Después de comprobar el calendario y decirle la fecha exacta, Garam lo miró completamente conmocionado.
—…Nunca lo mencioné porque normalmente no celebro mi cumpleaños.
Al escuchar aquella explicación, casi como una excusa, Garam se acercó inmediatamente hasta sentarse a su lado.
Y comenzó a bombardearlo con preguntas.
—¿Hay algo que quieras de regalo?
—No especialmente.
—Entonces… ¿hay algo que hayas querido últimamente?
—A ti.
—…¿Eh?
Ante aquella respuesta inmediata, Garam abrió mucho los ojos y luego estalló en carcajadas.
Parecía convencido de que Sa Muheon acababa de hacer un chiste muy divertido.
Por supuesto…
Él solo había dicho exactamente lo que sentía.
Pero tampoco vio necesario corregir aquel malentendido.
—¿Nada aparte de mí?
—Nada en particular.
Y también era cierto.
Sa Muheon nunca había sentido demasiado apego por las cosas materiales.
No coleccionaba objetos innecesarios ni solía desear nada.
Antes de que Garam llegara a vivir con él, sí compraba todo tipo de accesorios para que los hámsteres que criaba estuvieran más cómodos.
Pero desde que Garam apareció en su vida…
Había dejado de hacerlo.
Últimamente, lo único que realmente disfrutaba era comprar ropa que pensaba que le quedaría bien a Garam o darle comida que creyera que le gustaría.
—…¿De verdad no quieres nada?
—Mmm…
Sin embargo, al ver la expresión tan sincera de Garam mientras insistía, Sa Muheon empezó a pensar rápidamente.
Aunque realmente no deseara nada…
Si seguía diciendo eso, era cuestión de tiempo que Garam terminara mirándolo con reproche.
Mientras reflexionaba, una sonrisa apareció lentamente en sus labios.
Después de todo…
¿Quién había dicho que un regalo tenía que ser necesariamente un objeto?

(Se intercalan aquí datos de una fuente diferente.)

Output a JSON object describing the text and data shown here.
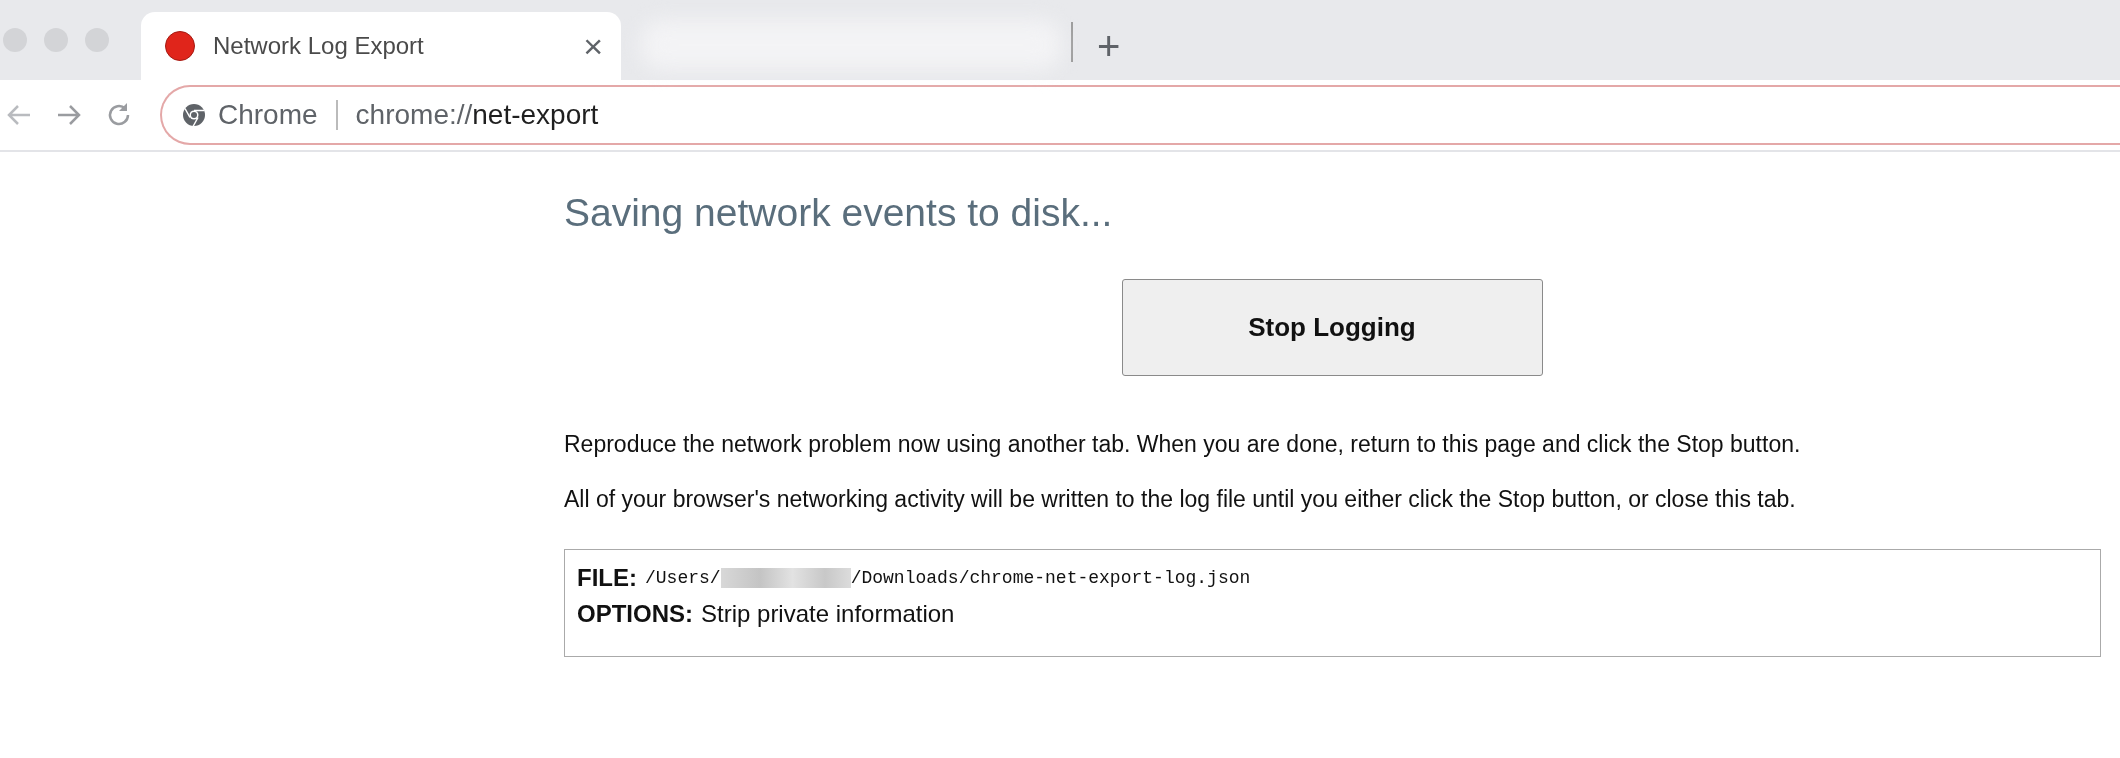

—Acabo de pensar en algo que sí me gustaría.
—¿Qué es?
Los ojos de Garam brillaron de inmediato.
Solo verlo así ya le parecía adorable.
Incapaz de contener el cariño que sentía, Sa Muheon le dio un beso en la mejilla.
Garam soltó una risita y, mientras llenaba de pequeños besos las mejillas de Sa Muheon, volvió a insistir.
—¿Mmm? ¿Qué es?
—Quiero que hagamos un viaje juntos.
—¿Ese es el regalo que quieres?
Garam inclinó la cabeza, confundido.
—Me estarás regalando tu tiempo, ¿no? Estás muy ocupado estudiando y aun así apartarás un tiempo tan valioso para estar conmigo. Claro que debería agradecerlo.
—Aun así… no estoy seguro de que eso pueda considerarse un regalo…
—De verdad no quiero nada más.
Garam sentía que, sin darse cuenta, Sa Muheon estaba llevándolo exactamente a donde quería.
Pero, cuando vio que este no pensaba ceder, terminó levantando una mano en señal de rendición.
—Está bien. Entonces… ¿cuándo iremos de viaje?
Al escuchar por fin la respuesta que esperaba, Sa Muheon sonrió satisfecho.
Aquella sonrisa…
Como si desde el principio hubiera sabido que todo acabaría exactamente así…
Resultaba un poco irritante.
Y cuando dijo la fecha que tenía en mente, los ojos de Garam volvieron a abrirse de par en par.
Poco después, la casa volvió a llenarse del sonido de su alegre risa.